Anche L'india viene presentata ai nordamericani come esempio virtuoso: il ministro dell'ambiente indiano Jairam Ramesh ha detto che il suo Paese potrebbe presto prendere misure unilaterali volontarie per la lotta contro i cambiamenti climatici. «Non è molto, ma un inizio - dice la Hedegaard - Nel frattempo, Unione europea, Australia e Giappone hanno indicato che sono pronti ad aumentare i loro sforzi».
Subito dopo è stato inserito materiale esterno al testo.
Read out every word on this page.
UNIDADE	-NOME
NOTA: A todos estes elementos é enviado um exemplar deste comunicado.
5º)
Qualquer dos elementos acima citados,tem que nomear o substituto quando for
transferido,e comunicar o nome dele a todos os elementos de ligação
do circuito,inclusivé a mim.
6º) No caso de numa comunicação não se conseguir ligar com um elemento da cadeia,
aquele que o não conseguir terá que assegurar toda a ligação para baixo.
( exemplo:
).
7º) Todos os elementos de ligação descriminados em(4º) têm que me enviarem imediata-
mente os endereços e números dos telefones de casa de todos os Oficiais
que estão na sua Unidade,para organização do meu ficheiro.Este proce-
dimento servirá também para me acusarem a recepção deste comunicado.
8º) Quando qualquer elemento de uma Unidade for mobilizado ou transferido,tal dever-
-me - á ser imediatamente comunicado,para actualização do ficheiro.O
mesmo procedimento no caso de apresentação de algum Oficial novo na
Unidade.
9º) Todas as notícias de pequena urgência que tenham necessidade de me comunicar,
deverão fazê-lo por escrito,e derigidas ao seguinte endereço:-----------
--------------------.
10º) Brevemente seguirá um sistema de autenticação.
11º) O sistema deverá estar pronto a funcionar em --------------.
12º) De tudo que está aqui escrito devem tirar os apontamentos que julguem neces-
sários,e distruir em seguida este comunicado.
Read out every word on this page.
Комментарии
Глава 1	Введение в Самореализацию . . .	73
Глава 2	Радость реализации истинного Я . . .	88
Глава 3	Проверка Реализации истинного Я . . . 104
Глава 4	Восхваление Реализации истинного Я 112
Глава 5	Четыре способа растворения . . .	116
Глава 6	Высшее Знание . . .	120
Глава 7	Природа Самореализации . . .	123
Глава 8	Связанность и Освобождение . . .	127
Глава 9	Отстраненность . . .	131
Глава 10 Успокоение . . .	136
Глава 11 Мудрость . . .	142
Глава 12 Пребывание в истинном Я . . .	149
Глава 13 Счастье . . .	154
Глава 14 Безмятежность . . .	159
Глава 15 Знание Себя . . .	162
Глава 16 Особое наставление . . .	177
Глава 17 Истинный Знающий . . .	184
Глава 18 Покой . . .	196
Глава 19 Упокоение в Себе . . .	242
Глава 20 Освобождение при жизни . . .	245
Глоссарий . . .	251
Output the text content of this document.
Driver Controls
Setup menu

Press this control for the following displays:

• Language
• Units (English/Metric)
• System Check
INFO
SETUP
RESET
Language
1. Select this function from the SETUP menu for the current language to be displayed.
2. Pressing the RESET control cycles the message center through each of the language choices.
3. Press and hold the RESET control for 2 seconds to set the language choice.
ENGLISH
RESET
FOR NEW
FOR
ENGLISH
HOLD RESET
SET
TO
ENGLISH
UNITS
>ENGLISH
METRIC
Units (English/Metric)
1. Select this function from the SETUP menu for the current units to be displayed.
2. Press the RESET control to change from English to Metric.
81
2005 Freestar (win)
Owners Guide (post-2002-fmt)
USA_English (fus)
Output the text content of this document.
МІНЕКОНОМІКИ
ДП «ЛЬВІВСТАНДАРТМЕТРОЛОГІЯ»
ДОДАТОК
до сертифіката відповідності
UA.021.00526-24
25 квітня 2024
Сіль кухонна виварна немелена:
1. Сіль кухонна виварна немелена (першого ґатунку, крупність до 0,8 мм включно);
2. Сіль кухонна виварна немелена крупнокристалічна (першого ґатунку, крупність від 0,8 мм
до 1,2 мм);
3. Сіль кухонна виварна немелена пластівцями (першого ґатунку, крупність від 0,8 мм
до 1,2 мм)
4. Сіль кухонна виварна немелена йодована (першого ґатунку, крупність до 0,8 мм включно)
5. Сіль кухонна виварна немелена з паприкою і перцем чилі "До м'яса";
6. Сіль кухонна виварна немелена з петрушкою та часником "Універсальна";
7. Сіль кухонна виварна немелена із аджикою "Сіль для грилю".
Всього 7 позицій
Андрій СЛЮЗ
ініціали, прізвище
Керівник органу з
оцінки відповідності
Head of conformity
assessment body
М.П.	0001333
A chi le dice che gli Usa non firmeranno nessun accordo che li obblighi a quote di riduzione dei gas serra se i cinesi non faranno lo stesso, il ministro danese risponde che «L'Occidente deve avere un po' di pazienza con la Cina e le altre economie emergenti. Per ora, inducendole ad accettare di deviare dalle "standard practices" e a prendere parte ad altri sforzi di riduzione della CO2 come il cap and trade. Questo è nel migliore interesse del North American businesses. Ottenere un prezzo globale del carbonio è nel loro interesse. Se non lo capiscono, rischiano di rimanere indietro in quello che io credo sarà il grande campo di battaglia economico del XXI secolo. Spero quindi che in Nord America crescano il riconoscimento e la consapevolezza tra la gente che è nel loro interesse partecipare a questo quadro comune».

La padrona di casa del summit di Copenhagen ha spiegato anche quali sono i quattro elementi che dovrà contenere necessariamente qualsiasi accordo globale sul clima:«Un impegno vincolante da parte di tutte le nazioni partecipanti sui livelli di riduzione; aiuto finanziario ai paesi in via di sviluppo per sostenere i loro programmi di lotta climatica; misure per aiutare i Paesi ad adattarsi alle realtà del nuovo clima in un pianeta colpito dal global warmin; un accordo per aumentare l'uso e lo sviluppo delle tecnologie verdi. Perché questi quattro punti sono collegati tra loro. Nel mondo reale, non si può pensare di ottenerne uno senza avere anche il resto perché ci sono che dicono vi diamo questo però se ci date quell'altro».

Che è proprio quello che è successo in due anni durante la lunga e faticosa road map di incontri che da Bali porterà a dicembre a Copenhagen.